No. The court of appeal agreed with the trial court and held that where, as in this case, the employer is paying an individual employee's defense costs, the trial court need not award attorneys' fees if the claim against the employer is not frivolous. You don't believe me? Here's the quote:
In short, despite its finding that Young’s case against Lopez was frivolous and vexatious, the trial court had the discretion to deny attorney fees to Lopez. Because the award would benefit only Exxon, a defendant which was not otherwise entitled to an award and which did not show it incurred any significant fees on Lopez’s behalf that it would not have incurred in any event, we see no abuse of discretion in the trial court’s decision.

By the way, the attorneys' fees statute, Government Code section 12965(b) is very simple and says nothing about differing standards for employers and employees.
In actions brought under this section,the court, in its discretion, may award to the prevailing party reasonable attorney's fees and costs, including expert witness fees, except where the action is filed by a public agency or a public official, acting in an official capacity.
The statute says nothing about basing awards on who pays the fees. I know it says "discretion," but the courts have held that prevailing plaintiffs are generally entitled to fees as a matter of right, while prevailing defendants have a heavy burden to establish the claims were "frivolous, unreasonable, or without foundation." I think the courts may have lost sight of the plain language of the statute over the years.

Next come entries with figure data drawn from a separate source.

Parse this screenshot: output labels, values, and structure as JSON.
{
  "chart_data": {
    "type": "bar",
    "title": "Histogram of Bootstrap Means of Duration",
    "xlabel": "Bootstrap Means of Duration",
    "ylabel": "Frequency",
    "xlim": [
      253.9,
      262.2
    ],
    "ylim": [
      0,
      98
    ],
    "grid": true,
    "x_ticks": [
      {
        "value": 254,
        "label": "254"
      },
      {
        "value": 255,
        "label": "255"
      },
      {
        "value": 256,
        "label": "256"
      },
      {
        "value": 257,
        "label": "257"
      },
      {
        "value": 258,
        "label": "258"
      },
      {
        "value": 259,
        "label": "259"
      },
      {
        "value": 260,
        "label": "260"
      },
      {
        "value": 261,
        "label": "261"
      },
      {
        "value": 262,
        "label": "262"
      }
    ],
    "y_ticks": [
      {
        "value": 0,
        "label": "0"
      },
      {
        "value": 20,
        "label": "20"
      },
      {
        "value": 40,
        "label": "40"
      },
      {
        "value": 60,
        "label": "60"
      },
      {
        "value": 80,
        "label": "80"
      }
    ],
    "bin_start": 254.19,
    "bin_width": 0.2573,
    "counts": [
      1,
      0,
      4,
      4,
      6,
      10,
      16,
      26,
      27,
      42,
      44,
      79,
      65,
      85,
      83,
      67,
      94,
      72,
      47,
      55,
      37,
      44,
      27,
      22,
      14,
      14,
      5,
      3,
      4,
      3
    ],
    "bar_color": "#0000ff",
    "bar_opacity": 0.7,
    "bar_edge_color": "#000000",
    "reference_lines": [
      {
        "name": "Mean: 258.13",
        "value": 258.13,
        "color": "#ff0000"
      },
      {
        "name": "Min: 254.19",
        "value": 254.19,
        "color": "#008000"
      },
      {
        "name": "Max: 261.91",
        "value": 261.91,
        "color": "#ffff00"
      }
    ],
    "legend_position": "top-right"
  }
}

While I'm complaining, the Court of Appeal also decided not to publish its analysis of Young's claims on the merits. That means the bar will not benefit from the court's detailed analysis of Young's claims for discrimination, harassment, retaliation, etc. The decision should be published if only because Young claimed a mental disability and that her outbursts and conduct in violation of policy were attributable to the disability. The Court distinguished Gambini v. Total Renal Care, discussed here, and held that Young's disability did not exempt her from termination for her misconduct.

Anyway, I'm sure Exxon is happy to have won the case. But there was a dark lining in a silver cloud that may affect employment litigation for the rest of us. The opinion in Young v. Exxon is here.